TÜPRAŞ işvereni, 2 Aralık’ta işçilerin kazanılmış hakları olan mola saatlerini düşürüp, yıllık izin haklarını gasp etmek anlamına gelen yeni düzenlemelere gitti, mesai başlangıcını da sabah saat 07.00’ye çekti. İşçiler bu girişime tepki gösterdi, ilk gün mesaiye saat 08.00’de geldi, 06.00’da kalkan servislere binmedi.
Bir haftadır akşam vardiyasından çıkan işçiler alkışlarla kendi araçlarıyla evlerine dönerken, sabah servisleri boş kalmaya devam ediyor. Artı değer sömürüsünü büyütmek için dakika hesabı yapıp, kazanılmış hakları gasp etmeye çalışan, sendikal örgütlülüğü ve toplu sözleşme düzenini hiçe sayan TÜPRAŞ yönetimi, işçilerin bu tutumuna karşı tutanak tutarak yanıt vermeye kalkıştı. İşçiler bu duruma da tepki gösterdi ve tutanaklar imzalanmadı. İşyerlerinde dinlenme aralarında da eylemler devam ediyor.
Bu konuda İzmit, Kırıkkale, Aliağa ve Batman’da kitlesel basın açıklamaları gerçekleştirilerek, “TÜPRAŞ oldubittilerle yönetilemez” dendi.
Tüpraş toplu sözleşmesini Yüksek Hakem Kurulu belirlemişti
Tüpraş işçileri geçen yıl Haziran ayında toplu sözleşme görüşmelerinde işverenin dayatmalarını kabul etmemiş ve eylemlere başlamıştı. Ama işkolunda grev yasağı olduğu için sözleşme Yüksek Hakem Kurulunun önüne gitti ve YHK Temmuz ayında işverenin isteklerini kabul eden bir sözleşmeye imza attı. Koç Holding’in 3 yıllık sözleşme ve yüzde 6 zam dayatmaları Yüksek Hakem Kurulu tarafından kabul edildi. 2019 için yüzde 20 enflasyonun olduğu yerde TÜPRAŞ işçisinin payına düşen yüzde 6 zam oldu.

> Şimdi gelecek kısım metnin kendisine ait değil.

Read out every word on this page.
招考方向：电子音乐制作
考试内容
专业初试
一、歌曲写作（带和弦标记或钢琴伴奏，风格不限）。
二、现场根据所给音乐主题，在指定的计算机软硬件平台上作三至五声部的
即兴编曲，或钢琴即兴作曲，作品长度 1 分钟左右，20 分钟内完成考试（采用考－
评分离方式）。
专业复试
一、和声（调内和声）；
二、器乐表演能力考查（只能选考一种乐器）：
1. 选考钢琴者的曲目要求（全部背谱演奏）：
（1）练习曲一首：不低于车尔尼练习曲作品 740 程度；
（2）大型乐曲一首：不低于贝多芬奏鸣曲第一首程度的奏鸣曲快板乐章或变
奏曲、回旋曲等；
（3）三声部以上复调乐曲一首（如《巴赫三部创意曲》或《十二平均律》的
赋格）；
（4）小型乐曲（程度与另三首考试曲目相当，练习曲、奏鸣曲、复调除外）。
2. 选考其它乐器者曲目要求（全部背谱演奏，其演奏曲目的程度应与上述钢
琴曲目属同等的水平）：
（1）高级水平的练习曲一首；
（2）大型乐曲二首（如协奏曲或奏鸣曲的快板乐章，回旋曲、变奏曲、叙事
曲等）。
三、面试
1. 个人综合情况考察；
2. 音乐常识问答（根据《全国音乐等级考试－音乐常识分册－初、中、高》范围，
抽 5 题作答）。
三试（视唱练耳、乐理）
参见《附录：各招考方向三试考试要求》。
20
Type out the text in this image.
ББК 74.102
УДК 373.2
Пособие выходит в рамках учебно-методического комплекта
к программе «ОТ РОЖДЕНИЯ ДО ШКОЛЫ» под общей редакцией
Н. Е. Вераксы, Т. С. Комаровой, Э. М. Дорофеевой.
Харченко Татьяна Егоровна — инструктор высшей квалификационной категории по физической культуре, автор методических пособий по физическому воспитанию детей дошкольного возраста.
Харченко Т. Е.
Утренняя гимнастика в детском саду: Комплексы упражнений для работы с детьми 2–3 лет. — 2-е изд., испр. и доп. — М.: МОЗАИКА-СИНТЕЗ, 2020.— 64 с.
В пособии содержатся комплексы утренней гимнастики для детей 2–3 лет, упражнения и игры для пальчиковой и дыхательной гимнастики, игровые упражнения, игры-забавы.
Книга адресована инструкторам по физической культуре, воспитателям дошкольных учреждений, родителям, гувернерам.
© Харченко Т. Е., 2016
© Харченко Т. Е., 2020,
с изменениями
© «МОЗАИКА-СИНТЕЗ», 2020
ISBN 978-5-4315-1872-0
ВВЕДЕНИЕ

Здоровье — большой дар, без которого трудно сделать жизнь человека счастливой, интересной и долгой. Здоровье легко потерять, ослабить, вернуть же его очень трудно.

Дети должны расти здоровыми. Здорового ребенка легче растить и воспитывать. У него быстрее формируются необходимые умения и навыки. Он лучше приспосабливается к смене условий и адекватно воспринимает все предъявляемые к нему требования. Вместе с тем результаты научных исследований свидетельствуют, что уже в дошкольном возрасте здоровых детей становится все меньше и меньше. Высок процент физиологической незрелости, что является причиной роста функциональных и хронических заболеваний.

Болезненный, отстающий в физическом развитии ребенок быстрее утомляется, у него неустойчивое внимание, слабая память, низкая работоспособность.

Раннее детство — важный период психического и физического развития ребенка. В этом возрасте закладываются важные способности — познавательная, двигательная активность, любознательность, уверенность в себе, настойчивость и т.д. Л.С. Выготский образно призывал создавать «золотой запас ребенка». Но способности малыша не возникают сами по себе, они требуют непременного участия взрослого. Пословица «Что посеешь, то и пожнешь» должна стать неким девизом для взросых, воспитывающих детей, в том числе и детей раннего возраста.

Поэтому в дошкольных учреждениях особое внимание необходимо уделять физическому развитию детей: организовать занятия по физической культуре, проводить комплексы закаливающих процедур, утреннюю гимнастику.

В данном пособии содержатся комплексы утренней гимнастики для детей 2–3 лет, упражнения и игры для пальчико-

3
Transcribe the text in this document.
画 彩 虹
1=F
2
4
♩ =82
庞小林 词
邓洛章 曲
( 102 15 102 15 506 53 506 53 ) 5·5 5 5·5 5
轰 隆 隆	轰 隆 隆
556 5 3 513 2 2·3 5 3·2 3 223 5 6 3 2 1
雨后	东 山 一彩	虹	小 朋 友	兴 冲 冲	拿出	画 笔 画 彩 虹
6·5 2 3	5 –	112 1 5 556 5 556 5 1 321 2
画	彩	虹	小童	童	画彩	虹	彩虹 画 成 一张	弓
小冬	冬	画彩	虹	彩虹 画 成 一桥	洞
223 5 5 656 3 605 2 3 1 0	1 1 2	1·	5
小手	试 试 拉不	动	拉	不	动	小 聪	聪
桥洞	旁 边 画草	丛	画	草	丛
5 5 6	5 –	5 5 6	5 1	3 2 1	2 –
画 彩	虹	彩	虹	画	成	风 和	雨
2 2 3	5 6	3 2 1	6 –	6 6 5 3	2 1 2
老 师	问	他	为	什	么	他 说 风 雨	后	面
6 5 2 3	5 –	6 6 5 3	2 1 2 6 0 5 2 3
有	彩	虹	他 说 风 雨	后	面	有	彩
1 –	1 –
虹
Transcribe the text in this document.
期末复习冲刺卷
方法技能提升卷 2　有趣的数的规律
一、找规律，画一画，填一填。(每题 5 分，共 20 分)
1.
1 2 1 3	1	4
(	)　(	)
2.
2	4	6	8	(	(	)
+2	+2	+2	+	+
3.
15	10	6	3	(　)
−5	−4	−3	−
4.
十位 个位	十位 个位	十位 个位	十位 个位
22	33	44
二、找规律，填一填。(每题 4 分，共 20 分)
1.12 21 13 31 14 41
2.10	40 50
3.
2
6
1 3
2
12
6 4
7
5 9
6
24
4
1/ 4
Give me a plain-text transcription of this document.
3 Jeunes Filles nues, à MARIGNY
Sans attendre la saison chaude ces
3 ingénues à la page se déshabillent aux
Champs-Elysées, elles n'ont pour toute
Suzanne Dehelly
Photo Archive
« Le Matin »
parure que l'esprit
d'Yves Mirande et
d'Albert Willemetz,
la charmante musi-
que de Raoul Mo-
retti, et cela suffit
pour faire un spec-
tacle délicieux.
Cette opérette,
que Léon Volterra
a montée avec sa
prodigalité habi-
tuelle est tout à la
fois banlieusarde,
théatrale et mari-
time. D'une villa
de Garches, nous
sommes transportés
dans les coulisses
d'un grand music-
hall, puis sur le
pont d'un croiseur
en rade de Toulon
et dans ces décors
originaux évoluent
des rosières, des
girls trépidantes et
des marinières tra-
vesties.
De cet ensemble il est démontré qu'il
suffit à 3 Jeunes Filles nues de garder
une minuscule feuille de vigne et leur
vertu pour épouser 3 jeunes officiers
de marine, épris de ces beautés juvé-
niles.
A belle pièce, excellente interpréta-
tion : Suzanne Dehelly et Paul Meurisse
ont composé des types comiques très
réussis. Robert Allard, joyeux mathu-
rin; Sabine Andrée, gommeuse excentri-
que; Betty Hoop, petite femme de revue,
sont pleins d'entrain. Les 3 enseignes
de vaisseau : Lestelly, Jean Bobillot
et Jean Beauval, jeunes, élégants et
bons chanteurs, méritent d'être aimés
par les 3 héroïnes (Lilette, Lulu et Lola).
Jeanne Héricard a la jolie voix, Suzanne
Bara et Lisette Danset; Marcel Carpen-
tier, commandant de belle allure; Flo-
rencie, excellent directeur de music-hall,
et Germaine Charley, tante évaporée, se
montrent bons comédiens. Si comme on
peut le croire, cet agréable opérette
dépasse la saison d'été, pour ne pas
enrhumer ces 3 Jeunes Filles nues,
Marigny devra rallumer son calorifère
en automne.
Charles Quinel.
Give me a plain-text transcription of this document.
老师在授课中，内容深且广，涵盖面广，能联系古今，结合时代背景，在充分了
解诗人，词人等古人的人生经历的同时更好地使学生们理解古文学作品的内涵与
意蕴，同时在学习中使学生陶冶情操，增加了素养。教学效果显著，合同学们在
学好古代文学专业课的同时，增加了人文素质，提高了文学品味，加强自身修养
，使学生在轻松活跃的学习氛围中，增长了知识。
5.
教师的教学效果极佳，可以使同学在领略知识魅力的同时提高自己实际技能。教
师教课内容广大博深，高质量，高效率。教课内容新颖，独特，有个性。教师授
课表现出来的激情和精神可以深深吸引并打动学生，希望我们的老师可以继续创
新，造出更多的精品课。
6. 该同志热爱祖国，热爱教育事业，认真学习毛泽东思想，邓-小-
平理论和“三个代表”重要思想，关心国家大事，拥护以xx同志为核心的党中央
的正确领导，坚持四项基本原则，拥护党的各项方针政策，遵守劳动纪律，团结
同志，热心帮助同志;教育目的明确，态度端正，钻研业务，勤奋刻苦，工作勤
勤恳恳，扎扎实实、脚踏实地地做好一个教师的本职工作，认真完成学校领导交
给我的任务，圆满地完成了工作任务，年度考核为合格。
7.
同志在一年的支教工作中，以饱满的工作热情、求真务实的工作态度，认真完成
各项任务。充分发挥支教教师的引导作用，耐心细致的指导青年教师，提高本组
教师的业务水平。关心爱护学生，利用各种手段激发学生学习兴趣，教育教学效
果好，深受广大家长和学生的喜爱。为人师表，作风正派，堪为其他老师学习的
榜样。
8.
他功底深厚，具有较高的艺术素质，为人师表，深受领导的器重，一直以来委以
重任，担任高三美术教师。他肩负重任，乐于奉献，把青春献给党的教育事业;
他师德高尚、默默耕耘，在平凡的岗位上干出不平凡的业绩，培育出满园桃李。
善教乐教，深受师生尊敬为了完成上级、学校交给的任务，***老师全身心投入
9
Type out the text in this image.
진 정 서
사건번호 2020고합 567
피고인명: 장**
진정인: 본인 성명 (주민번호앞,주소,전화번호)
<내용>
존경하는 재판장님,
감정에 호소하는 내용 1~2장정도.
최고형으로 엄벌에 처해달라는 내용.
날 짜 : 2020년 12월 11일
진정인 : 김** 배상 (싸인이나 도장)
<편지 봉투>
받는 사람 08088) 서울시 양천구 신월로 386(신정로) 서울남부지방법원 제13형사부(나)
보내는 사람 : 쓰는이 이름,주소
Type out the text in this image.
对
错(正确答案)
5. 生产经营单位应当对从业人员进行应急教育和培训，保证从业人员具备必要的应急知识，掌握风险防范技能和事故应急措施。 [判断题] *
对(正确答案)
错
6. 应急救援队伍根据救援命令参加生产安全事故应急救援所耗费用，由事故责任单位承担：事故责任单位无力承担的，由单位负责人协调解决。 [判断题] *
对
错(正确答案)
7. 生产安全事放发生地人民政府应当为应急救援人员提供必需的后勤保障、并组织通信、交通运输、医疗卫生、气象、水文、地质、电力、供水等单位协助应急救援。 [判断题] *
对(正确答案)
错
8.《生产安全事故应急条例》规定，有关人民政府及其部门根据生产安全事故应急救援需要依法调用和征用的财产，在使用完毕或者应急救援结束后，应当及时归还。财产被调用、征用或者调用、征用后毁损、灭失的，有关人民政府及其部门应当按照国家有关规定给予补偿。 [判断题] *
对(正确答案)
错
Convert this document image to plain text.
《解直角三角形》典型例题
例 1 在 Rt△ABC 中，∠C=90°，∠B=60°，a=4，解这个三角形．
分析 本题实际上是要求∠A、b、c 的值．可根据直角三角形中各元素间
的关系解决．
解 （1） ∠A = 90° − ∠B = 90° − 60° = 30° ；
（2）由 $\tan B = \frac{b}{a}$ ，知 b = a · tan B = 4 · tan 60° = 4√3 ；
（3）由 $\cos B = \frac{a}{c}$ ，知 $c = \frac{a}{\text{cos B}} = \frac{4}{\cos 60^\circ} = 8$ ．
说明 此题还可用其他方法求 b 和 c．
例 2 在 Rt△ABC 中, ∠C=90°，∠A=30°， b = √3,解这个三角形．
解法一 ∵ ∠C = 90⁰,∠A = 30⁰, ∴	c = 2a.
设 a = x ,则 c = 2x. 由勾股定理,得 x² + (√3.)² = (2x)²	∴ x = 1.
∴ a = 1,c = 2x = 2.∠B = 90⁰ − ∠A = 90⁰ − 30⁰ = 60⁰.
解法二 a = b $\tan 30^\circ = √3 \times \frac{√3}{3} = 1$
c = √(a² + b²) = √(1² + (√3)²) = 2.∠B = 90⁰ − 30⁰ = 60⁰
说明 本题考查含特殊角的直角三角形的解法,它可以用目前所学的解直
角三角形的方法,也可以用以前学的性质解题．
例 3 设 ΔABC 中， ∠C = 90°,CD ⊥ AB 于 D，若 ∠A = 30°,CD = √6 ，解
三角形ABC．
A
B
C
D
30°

Patron, vardiya sisteminde değişiklik ve mazeret izinlerinin azaltılması ile ilgili dayatmalarını ise sözleşmeye sokamadı. Ama bu konulardaki inadından da vazgeçmedi. Bugün patronun ortaya koyduğu bu dayatma, toplu sözleşme maddelerine aykırı olduğu halde, epeycedir devam ettirdiği bir dayatma. İşçiler ise işverenin toplu sözleşmeyi hiçe sayan bu tutumuna karşı “yeter artık” diyerek eylemlere başladılar.